Si, devant les justices de paix, il est de tradition que des parties viennent se défendre seules, c’est plus délicat devant le tribunal correctionnel où le risque de condamnation à de la prison existe bel et bien. Ce matin, c’est une magistrate qui gère les vacations, soit les audiences durant les vacances judiciaires pour les affaires urgentes. «Urgentes» n’est sans doute pas le bon qualificatif, car plusieurs affaires repassent devant le juge, remises lors d’audiences précédentes, faute d’avocats présents pour plaider les affaires. Ce matin-là, plusieurs affaires devraient à nouveau être reportées pour cette raison. Ce qui semble énerver la magistrate, qui converse avec le substitut à sa droite: «Ils peuvent aussi se défendre tout seuls, non?!» Le prochain sur la liste en fera les frais: M. A. est amené dans la salle d’audience encadré de deux policiers, il est incarcéré à la prison de Forest. Pas d’avocat pour le défendre: pourtant, il y en a bien un qui a été désigné, il a même été voir son client à la prison. Mais ce matin, il n’est pas là, comme à la dernière audience. La juge demande avec insistance au prévenu: «Voulez-vous vous défendre seul?» Il hésite, puis finit par accepter. À la lecture du P-V de police, les choses ne sont pas très claires: trois personnes, dont le prévenu, ont été interceptées dans le métro en plein deal d’héroïne. Chacun se rejette la balle: les deux quidams expliquent qu’ils sont sous méthadone et donc qu’ils ne recherchent pas d’héroïne. Le troisième en fuite est attrapé alors qu’il se débarrasse d’une dose. Qui a acheté? Qui a vendu? Le P-V de police est loin d’être concluant, ce qui pourrait être utilisé par M. A. pour sa défense, car c’est lui qui est poursuivi pour détention et vente de stupéfiants.
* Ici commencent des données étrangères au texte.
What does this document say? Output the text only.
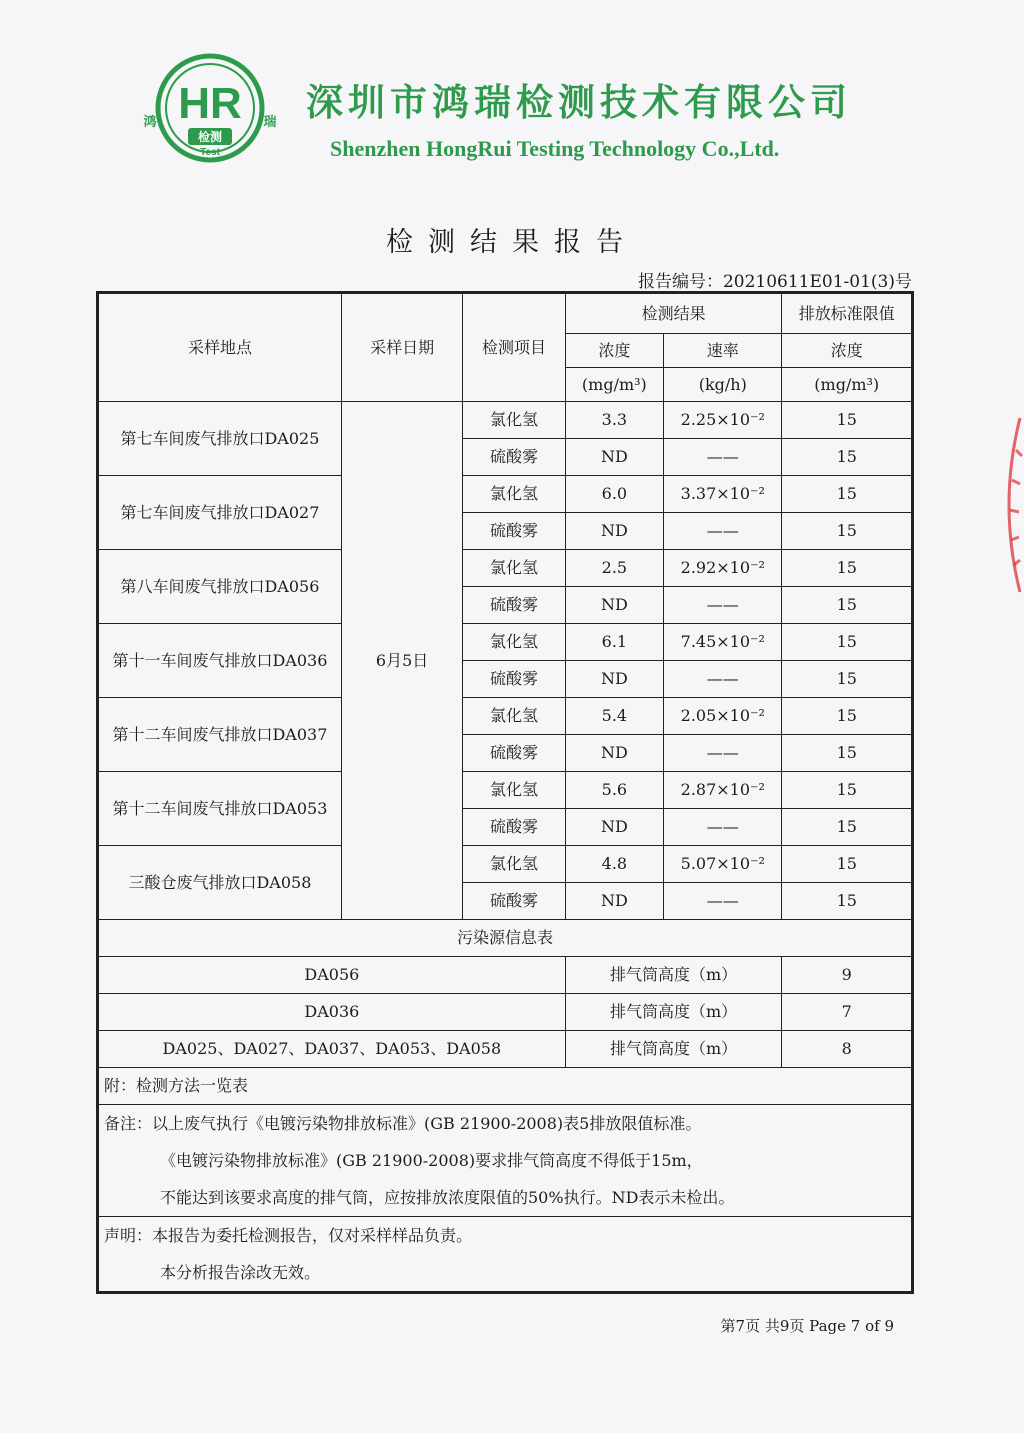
HR
鸿	瑞
检测
Test
深圳市鸿瑞检测技术有限公司
Shenzhen HongRui Testing Technology Co.,Ltd.
检测结果报告
报告编号：20210611E01-01(3)号
采样地点	采样日期	检测项目	检测结果		排放标准限值
			浓度	速率	浓度
			(mg/m³)	(kg/h)	(mg/m³)
第七车间废气排放口DA025	6月5日	氯化氢	3.3	2.25×10⁻²	15
		硫酸雾	ND	——	15
第七车间废气排放口DA027		氯化氢	6.0	3.37×10⁻²	15
		硫酸雾	ND	——	15
第八车间废气排放口DA056		氯化氢	2.5	2.92×10⁻²	15
		硫酸雾	ND	——	15
第十一车间废气排放口DA036		氯化氢	6.1	7.45×10⁻²	15
		硫酸雾	ND	——	15
第十二车间废气排放口DA037		氯化氢	5.4	2.05×10⁻²	15
		硫酸雾	ND	——	15
第十二车间废气排放口DA053		氯化氢	5.6	2.87×10⁻²	15
		硫酸雾	ND	——	15
三酸仓废气排放口DA058		氯化氢	4.8	5.07×10⁻²	15
		硫酸雾	ND	——	15
污染源信息表					
DA056			排气筒高度（m）		9
DA036			排气筒高度（m）		7
DA025、DA027、DA037、DA053、DA058			排气筒高度（m）		8
附：检测方法一览表					

备注：以上废气执行《电镀污染物排放标准》(GB 21900-2008)表5排放限值标准。
《电镀污染物排放标准》(GB 21900-2008)要求排气筒高度不得低于15m，
不能达到该要求高度的排气筒，应按排放浓度限值的50%执行。ND表示未检出。					

声明：本报告为委托检测报告，仅对采样样品负责。
本分析报告涂改无效。					
第7页 共9页 Page 7 of 9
Aux questions de la magistrate, M. A. répond en aggravant son cas: «Oui, je deale parfois, mais pas beaucoup, pour manger et financer ma consommation. Je travaille aussi au noir aux abattoirs. Mais quand je n’ai rien, je vends deux, trois pacsons.» Sans nul doute la présence d’un avocat et sa plaidoirie auraient permis de présenter la situation sous un meilleur jour: il n’était pas là et la juge s’est sans doute crue de bon conseil en invitant de manière appuyée le prévenu à assurer sa défense…
Curieux signaux
Depuis le 1er septembre 2019, la souscription d’une assurance protection juridique élargie est encouragée par une réduction d’impôt. En cause: le fait qu’il est de plus en plus difficile pour la classe moyenne d’être défendue par un avocat, vu les coûts. De façon assez contradictoire, en 2016, le même gouvernement avait réformé l’aide juridique aux plus démunis, rendant l’accès à un avocat plus complexe et réduisant les désignations d’avocats pro deo de 17% dès l’année suivante. Avec la fin de l’exemption de la TVA sur les honoraires d’avocats, les plaideurs en droit de la famille ont de leur côté vu le volume de leurs affaires diminuer d’un tiers.